Pop Art began in England in the 1950s and emerged in a different way in the United States in the 1960s. Pop is short for popular, as pop art reflected and expressed popular culture of the time. American Pop Art was a unified movement that "insisted on a direct relationship between its use of the imagery of mass production and its adoption of modern technological procedures". Each artist established their own style and identity which we can see clearly through the works of Andy Warhol and Roy Lichtenstein.
Post-Modernism of the 1970s includes Feminist Art. Feminist art is "work that is rooted in the analysis and commitments of contemporary feminism and that contributes to a critique of the political, economic and ideological power relations of contemporary society". Feminist art was widespread on the west and east coast and was a highly organized movement that seemed to attract women artists quite rapidly. It did not die out in the 70s for Feminist Art is still being produced today as an attempt to revise history at that time and find evidence of matriarchy.
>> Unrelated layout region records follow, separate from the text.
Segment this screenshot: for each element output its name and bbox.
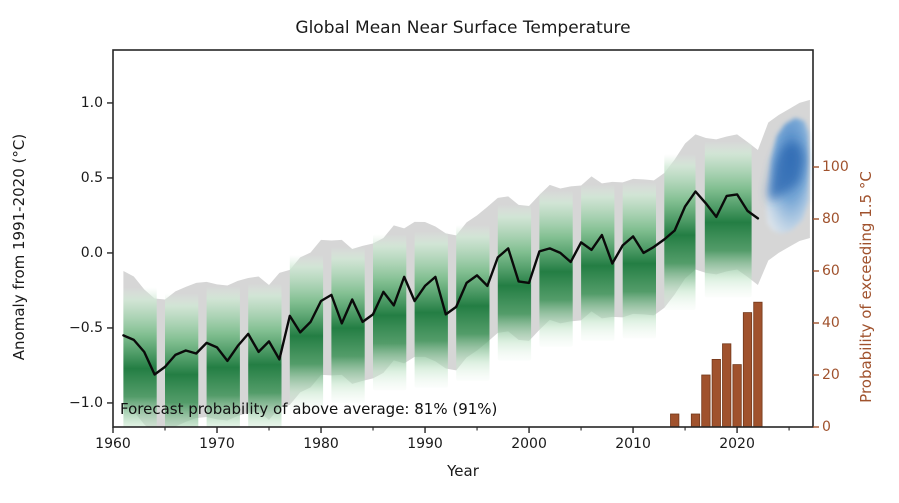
- y-right-tick-label: 60: [822, 263, 840, 279]
- y-left-tick-label: 0.5: [80, 169, 103, 186]
- probability-bar: [732, 364, 742, 427]
- hindcast-green-band: [664, 154, 696, 310]
- hindcast-green-band: [497, 204, 532, 361]
- forecast-blue-core: [768, 142, 805, 202]
- x-axis-label: Year: [447, 462, 479, 480]
- hindcast-green-band: [539, 190, 573, 347]
- y-right-tick-label: 0: [822, 419, 831, 435]
- y-right-tick-label: 40: [822, 315, 840, 331]
- x-tick-label: 1970: [199, 436, 235, 452]
- y-left-tick-label: 0.0: [80, 244, 103, 261]
- y-left-tick-label: 1.0: [80, 94, 103, 111]
- y-right-tick-label: 20: [822, 367, 840, 383]
- hindcast-green-band: [123, 287, 157, 427]
- probability-bar: [753, 301, 763, 427]
- hindcast-green-band: [704, 141, 752, 298]
- probability-bar: [690, 413, 701, 427]
- y-right-tick-label: 100: [822, 159, 849, 175]
- hindcast-green-band: [206, 286, 240, 427]
- hindcast-green-band: [331, 246, 365, 403]
- hindcast-green-band: [373, 234, 407, 391]
- x-tick-label: 1990: [407, 436, 443, 452]
- x-tick-label: 2010: [615, 436, 651, 452]
- probability-bar: [670, 413, 680, 427]
- y-left-tick-label: −1.0: [69, 394, 103, 411]
- probability-bar: [722, 343, 732, 427]
- hindcast-green-band: [622, 182, 656, 339]
- hindcast-green-band: [414, 231, 448, 388]
- plot-area: [122, 99, 810, 427]
- hindcast-green-band: [248, 283, 282, 427]
- probability-bar: [742, 312, 753, 427]
- x-tick-label: 2000: [511, 436, 547, 452]
- observed-temperature-line: [122, 190, 760, 376]
- x-tick-label: 1960: [95, 436, 131, 452]
- probability-bar: [711, 358, 721, 427]
- hindcast-green-band: [581, 184, 615, 341]
- forecast-probability-annotation: Forecast probability of above average: 8…: [120, 400, 498, 418]
- x-tick-label: 1980: [303, 436, 339, 452]
- axes-frame: [107, 49, 819, 433]
- y-left-tick-label: −0.5: [69, 319, 103, 336]
- y-right-tick-label: 80: [822, 211, 840, 227]
- probability-bar: [701, 374, 711, 427]
- x-tick-label: 2020: [719, 436, 755, 452]
- hindcast-green-band: [289, 254, 324, 411]
- chart-title: Global Mean Near Surface Temperature: [295, 18, 631, 38]
- hindcast-green-band: [165, 293, 199, 427]
- hindcast-green-band: [456, 224, 490, 381]
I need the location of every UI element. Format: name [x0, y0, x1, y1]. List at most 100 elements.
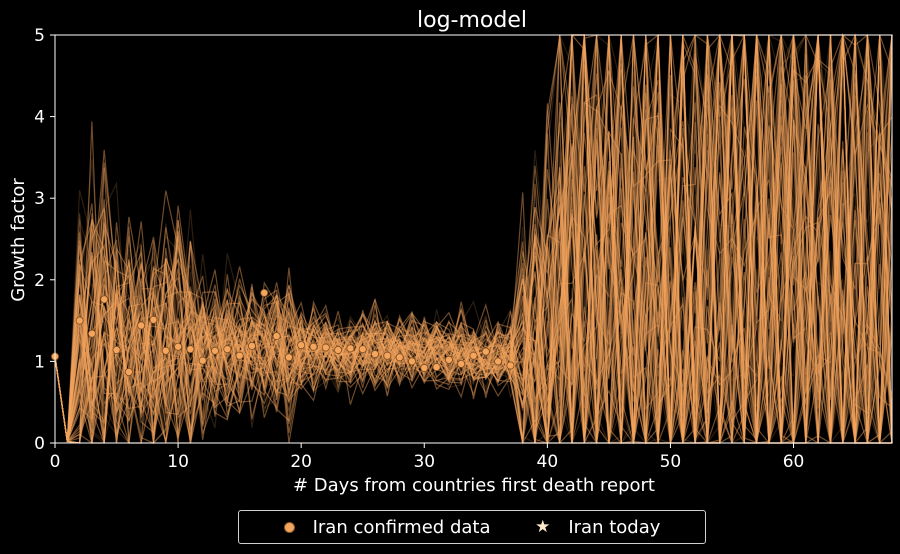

Judy Chicago is a well known feminist artist who placed great importance on the form of the image. She came to be known as an essentialist as she saw something innate and essential to the female species that could be represented by round objects and openings (i.e. female sex organs).
Chicago also experimented with environmental art and created some beautiful and often contemporary things. As she grew in this movement, her art became very political as we can see in Female Rejection Drawing. Here she is much more associative and specific in the central image, and it is a statement of her former oppression as a woman.
The dinner table's traditional association of women is represented in a twisted way in The Dinner Party. The feast has been prepared to honor great women of the world. Thirteen places are set on each side, and each place mat is embroidered with specific attributes of the woman. Hatshepsut, Emily Dickinson and Sacajawea are three of the women included.
Feminist Art offers a very personal and political expression of the later 20th century.